Results and policy lessons
Biometric tracking increased the likelihood that patients adhered to recommended treatment, improved health worker attendance, and reduced misreporting of patient data by health workers.
Patient health and adherence to treatment: Patients seeking treatment in a center with biometric tracking were 1.8 percentage points (25 percent) less likely to default compared to 7.3 percent of patients in the comparison group 2. Biometric tracking increased compliance with DOTS requirements; in-person pill intake increased by 13.9 percentage points (26 percent) and patients were 21.8 percentage points (60 percent) less likely to send another person to pick up medication on their behalf. Biometric tracking did not, however, impact other dimensions of patient health. There was no difference in cure rates, symptoms, mental health, or emotional health between centers with and without biometric tracking.
Health worker attendance: Greater health worker effort was a major factor in increased adherence to TB treatment.

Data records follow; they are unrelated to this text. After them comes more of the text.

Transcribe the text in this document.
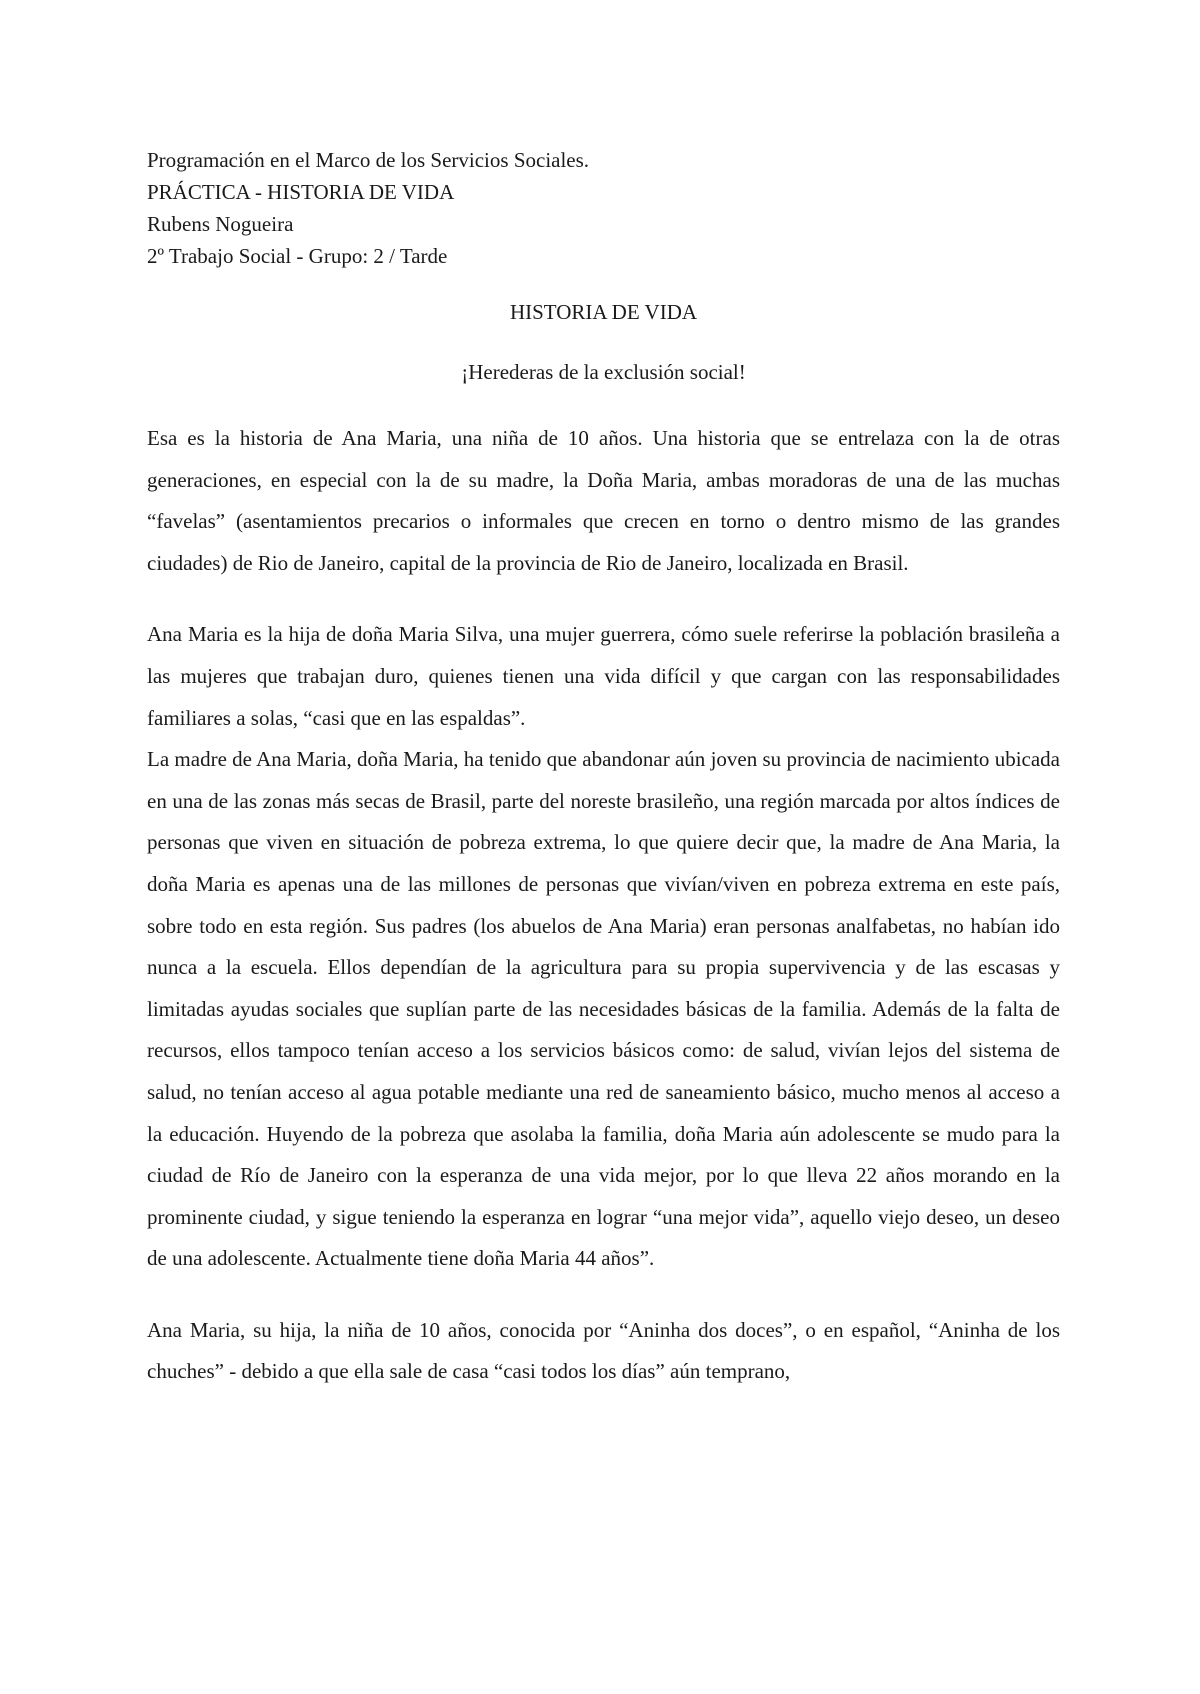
Programación en el Marco de los Servicios Sociales.

PRÁCTICA - HISTORIA DE VIDA

Rubens Nogueira

2º Trabajo Social - Grupo: 2 / Tarde

HISTORIA DE VIDA

¡Herederas de la exclusión social!

Esa es la historia de Ana Maria, una niña de 10 años. Una historia que se entrelaza con la de otras generaciones, en especial con la de su madre, la Doña Maria, ambas moradoras de una de las muchas “favelas” (asentamientos precarios o informales que crecen en torno o dentro mismo de las grandes ciudades) de Rio de Janeiro, capital de la provincia de Rio de Janeiro, localizada en Brasil.

Ana Maria es la hija de doña Maria Silva, una mujer guerrera, cómo suele referirse la población brasileña a las mujeres que trabajan duro, quienes tienen una vida difícil y que cargan con las responsabilidades familiares a solas, “casi que en las espaldas”.

La madre de Ana Maria, doña Maria, ha tenido que abandonar aún joven su provincia de nacimiento ubicada en una de las zonas más secas de Brasil, parte del noreste brasileño, una región marcada por altos índices de personas que viven en situación de pobreza extrema, lo que quiere decir que, la madre de Ana Maria, la doña Maria es apenas una de las millones de personas que vivían/viven en pobreza extrema en este país, sobre todo en esta región. Sus padres (los abuelos de Ana Maria) eran personas analfabetas, no habían ido nunca a la escuela. Ellos dependían de la agricultura para su propia supervivencia y de las escasas y limitadas ayudas sociales que suplían parte de las necesidades básicas de la familia. Además de la falta de recursos, ellos tampoco tenían acceso a los servicios básicos como: de salud, vivían lejos del sistema de salud, no tenían acceso al agua potable mediante una red de saneamiento básico, mucho menos al acceso a la educación. Huyendo de la pobreza que asolaba la familia, doña Maria aún adolescente se mudo para la ciudad de Río de Janeiro con la esperanza de una vida mejor, por lo que lleva 22 años morando en la prominente ciudad, y sigue teniendo la esperanza en lograr “una mejor vida”, aquello viejo deseo, un deseo de una adolescente. Actualmente tiene doña Maria 44 años”.

Ana Maria, su hija, la niña de 10 años, conocida por “Aninha dos doces”, o en español, “Aninha de los chuches” - debido a que ella sale de casa “casi todos los días” aún temprano,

Provider attendance increased by up to 12 percent at centers (about 7 percentage points) and time spent at centers increased by 19 percent (about 22 minutes per day). The frequency of home visits to patients who missed their dosages increased by 32 percent (about 4 percentage points). This may be explained by more stringent oversight from OpASHA management. There was no evidence that health workers strategically avoided patients with a perceived higher risk of defaulting or reduced patient detection efforts. Health worker and patient satisfaction did not decrease despite biometric technology imposing additional constraints.
Data quality: Biometric devices also improved the accuracy of NGO health records and official government health registers. The devices reduced overreporting of new cases by 20 percent and underreporting of treatment interruptions by 25 percent.
Use of results: As a next step, researchers are interested in exploring the impact of biometric data systems on service delivery and state capacity beyond TB treatment.